Opinião do autor · Todos os posts

E o que mudou no nosso basquetebol feminino?

Amigos do Basquetebol

Ao longo desses anos e de cerca de 730 posts tenho questionado o futuro do basquetebol brasileiro e, especialmente, o basquetebol feminino.

Tudo começou em 9/02/2011 com o post “Como será o amanhã” (http://bit.ly/1PQlk6J) em que eu questionava o nosso futuro em função da falta de um planejamento mais adequado e que nos tornasse efetivamente uma pátria que gostasse do basquetebol e de problemas que surgiam devido à questões relacionadas ao envolvimento de atletas com nossas seleções.

A ele se seguiram mais alguns posts:

“Pegunto novamente: como será o amanhã” – 6/08/2012 (http://bit.ly/1PQlwTy)

“O que acontece com nosso basquetebol feminino?” – 15/11/2012 (http://bit.ly/1TgEvFm)

“Basquete feminino – agora vai?” – 3/04/2013 -(http://bit.ly/1LBdCFQ)

“Basquete feminino – agora vai 2?” – 7/04/2013 – (http://bit.ly/1Nec8H9)

“O basquetebol feminino  e seu futuro” – 17/08/2015 – (http://bit.ly/1R8eYPu)

Em todos eles eu abordava a falta de planejamento, a falta de incentivo principalmente nas categorias de base, a falta de campeonatos fortes, o número reduzido de clubes nos principais campeonatos, e outros fatores que sempre nos deixam com a pulga atrás da orelha quando se trata do basquetebol feminino.

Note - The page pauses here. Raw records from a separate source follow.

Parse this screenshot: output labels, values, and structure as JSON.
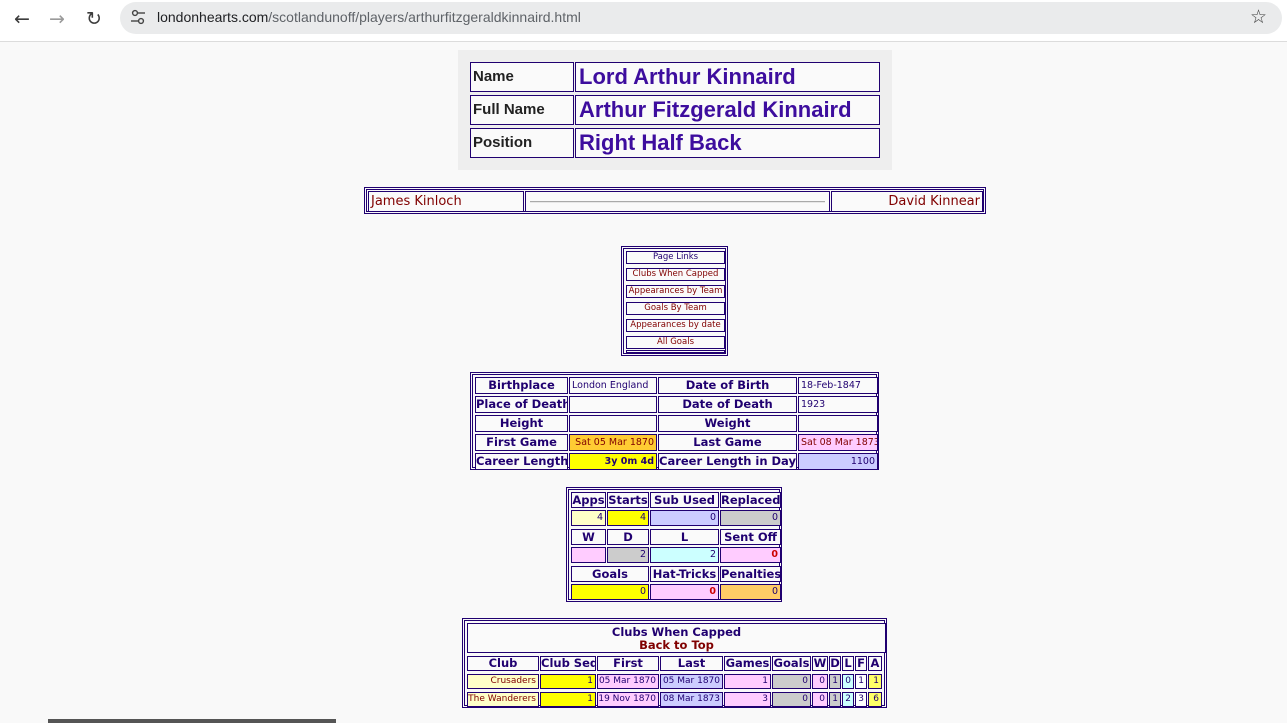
{
  "browser": {
    "url_host": "londonhearts.com",
    "url_path": "/scotlandunoff/players/arthurfitzgeraldkinnaird.html",
    "back_icon": "arrow-left-icon",
    "forward_icon": "arrow-right-icon",
    "reload_icon": "reload-icon",
    "site_info_icon": "tune-icon",
    "bookmark_icon": "star-icon"
  },
  "player": {
    "name_label": "Name",
    "name": "Lord Arthur Kinnaird",
    "full_name_label": "Full Name",
    "full_name": "Arthur Fitzgerald Kinnaird",
    "position_label": "Position",
    "position": "Right Half Back"
  },
  "nav": {
    "prev": "James Kinloch",
    "next": "David Kinnear"
  },
  "page_links": {
    "title": "Page Links",
    "items": [
      "Clubs When Capped",
      "Appearances by Team",
      "Goals By Team",
      "Appearances by date",
      "All Goals"
    ]
  },
  "bio": {
    "birthplace_label": "Birthplace",
    "birthplace": "London England",
    "dob_label": "Date of Birth",
    "dob": "18-Feb-1847",
    "pod_label": "Place of Death",
    "pod": "",
    "dod_label": "Date of Death",
    "dod": "1923",
    "height_label": "Height",
    "height": "",
    "weight_label": "Weight",
    "weight": "",
    "first_game_label": "First Game",
    "first_game": "Sat 05 Mar 1870",
    "last_game_label": "Last Game",
    "last_game": "Sat 08 Mar 1873",
    "career_length_label": "Career Length",
    "career_length": "3y 0m 4d",
    "career_days_label": "Career Length in Days",
    "career_days": "1100"
  },
  "stats": {
    "apps_label": "Apps",
    "starts_label": "Starts",
    "sub_used_label": "Sub Used",
    "replaced_label": "Replaced",
    "apps": "4",
    "starts": "4",
    "sub_used": "0",
    "replaced": "0",
    "w_label": "W",
    "d_label": "D",
    "l_label": "L",
    "sent_off_label": "Sent Off",
    "w": "",
    "d": "2",
    "l": "2",
    "sent_off": "0",
    "goals_label": "Goals",
    "hat_tricks_label": "Hat-Tricks",
    "penalties_label": "Penalties",
    "goals": "0",
    "hat_tricks": "0",
    "penalties": "0"
  },
  "clubs_capped": {
    "title": "Clubs When Capped",
    "back_to_top": "Back to Top",
    "headers": [
      "Club",
      "Club Seq",
      "First",
      "Last",
      "Games",
      "Goals",
      "W",
      "D",
      "L",
      "F",
      "A"
    ],
    "rows": [
      [
        "Crusaders",
        "1",
        "05 Mar 1870",
        "05 Mar 1870",
        "1",
        "0",
        "0",
        "1",
        "0",
        "1",
        "1"
      ],
      [
        "The Wanderers",
        "1",
        "19 Nov 1870",
        "08 Mar 1873",
        "3",
        "0",
        "0",
        "1",
        "2",
        "3",
        "6"
      ]
    ]
  },
  "colors": {
    "border": "#200070",
    "title_text": "#3d0d9e",
    "link_text": "#800000",
    "yellow": "#ffff00",
    "light_yellow": "#ffffc8",
    "lavender": "#ccccff",
    "pink": "#ffccff",
    "grey": "#cccccc",
    "cyan": "#ccffff",
    "orange": "#ffcc66",
    "gold": "#ffcc33"
  }
}
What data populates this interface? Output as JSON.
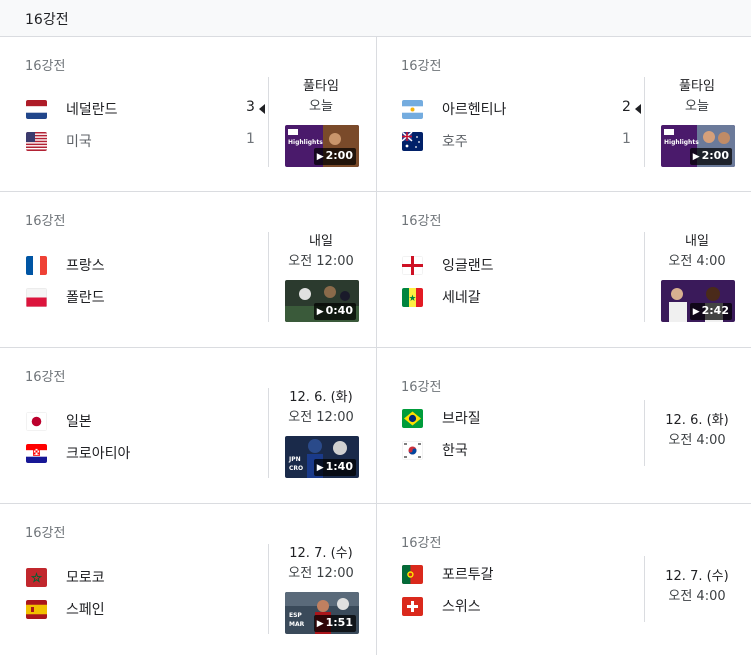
{
  "header": {
    "title": "16강전"
  },
  "matches": [
    {
      "stage": "16강전",
      "home": {
        "name": "네덜란드",
        "score": "3",
        "flag": "netherlands-flag"
      },
      "away": {
        "name": "미국",
        "score": "1",
        "flag": "usa-flag"
      },
      "status1": "풀타임",
      "status2": "오늘",
      "video": "▶ 2:00",
      "winner": "home"
    },
    {
      "stage": "16강전",
      "home": {
        "name": "아르헨티나",
        "score": "2",
        "flag": "argentina-flag"
      },
      "away": {
        "name": "호주",
        "score": "1",
        "flag": "australia-flag"
      },
      "status1": "풀타임",
      "status2": "오늘",
      "video": "▶ 2:00",
      "winner": "home"
    },
    {
      "stage": "16강전",
      "home": {
        "name": "프랑스",
        "flag": "france-flag"
      },
      "away": {
        "name": "폴란드",
        "flag": "poland-flag"
      },
      "status1": "내일",
      "status2": "오전 12:00",
      "video": "▶ 0:40"
    },
    {
      "stage": "16강전",
      "home": {
        "name": "잉글랜드",
        "flag": "england-flag"
      },
      "away": {
        "name": "세네갈",
        "flag": "senegal-flag"
      },
      "status1": "내일",
      "status2": "오전 4:00",
      "video": "▶ 2:42"
    },
    {
      "stage": "16강전",
      "home": {
        "name": "일본",
        "flag": "japan-flag"
      },
      "away": {
        "name": "크로아티아",
        "flag": "croatia-flag"
      },
      "status1": "12. 6. (화)",
      "status2": "오전 12:00",
      "video": "▶ 1:40"
    },
    {
      "stage": "16강전",
      "home": {
        "name": "브라질",
        "flag": "brazil-flag"
      },
      "away": {
        "name": "한국",
        "flag": "korea-flag"
      },
      "status1": "12. 6. (화)",
      "status2": "오전 4:00"
    },
    {
      "stage": "16강전",
      "home": {
        "name": "모로코",
        "flag": "morocco-flag"
      },
      "away": {
        "name": "스페인",
        "flag": "spain-flag"
      },
      "status1": "12. 7. (수)",
      "status2": "오전 12:00",
      "video": "▶ 1:51"
    },
    {
      "stage": "16강전",
      "home": {
        "name": "포르투갈",
        "flag": "portugal-flag"
      },
      "away": {
        "name": "스위스",
        "flag": "switzerland-flag"
      },
      "status1": "12. 7. (수)",
      "status2": "오전 4:00"
    }
  ],
  "thumb_labels": {
    "highlights": "Highlights",
    "jpn": "JPN",
    "cro": "CRO",
    "esp": "ESP",
    "mar": "MAR"
  }
}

Também sempre apontei que o feminino sobrevive pela ação de verdadeiros abnegados que não deixam a peteca cair.

E depois de tantos posts, tantos lamentos, apontando problemas que são facilmente detectados por qualquer pessoa minimamente envolvida com o basquetebol, agora nos deparamos com uma situação que é bizarra.

Os clubes querem boicotar a seleção por conta do descaso da CBB em relação ao feminino.

De um lado os clubes mostrando sua indignação com a falta de respeito dos dirigentes da CBB em relação ao feminino (ex: o não comparecimento  de dirigentes da CBB no lançamento da Liga Feminina que é o que resta de esperança para o reerguimento do nosso basquetebol).

Do outro lado a CBB tentando mostrar que não é bem assim que o feminino é tão prestigiado quanto o masculino.

O que sabemos, no entanto, é que enquanto não houver um trabalho conjunto entre as instituições que fazem parte e que estão preocupadas com o desenvolvimento do basquetebol feminino, continuaremos tentando encontrar respostas para algumas perguntas:

“Que nível de basquetebol o feminino apresentará nos Jogos Olímpicos?”

“Será mantida a tradição de conquistas do feminino, campeão Mundial em 1994 e medalhista olímpico em 1996 e 2000?”

“Quando efetivamente teremos um basquetebol feminino digno dessas tradições?”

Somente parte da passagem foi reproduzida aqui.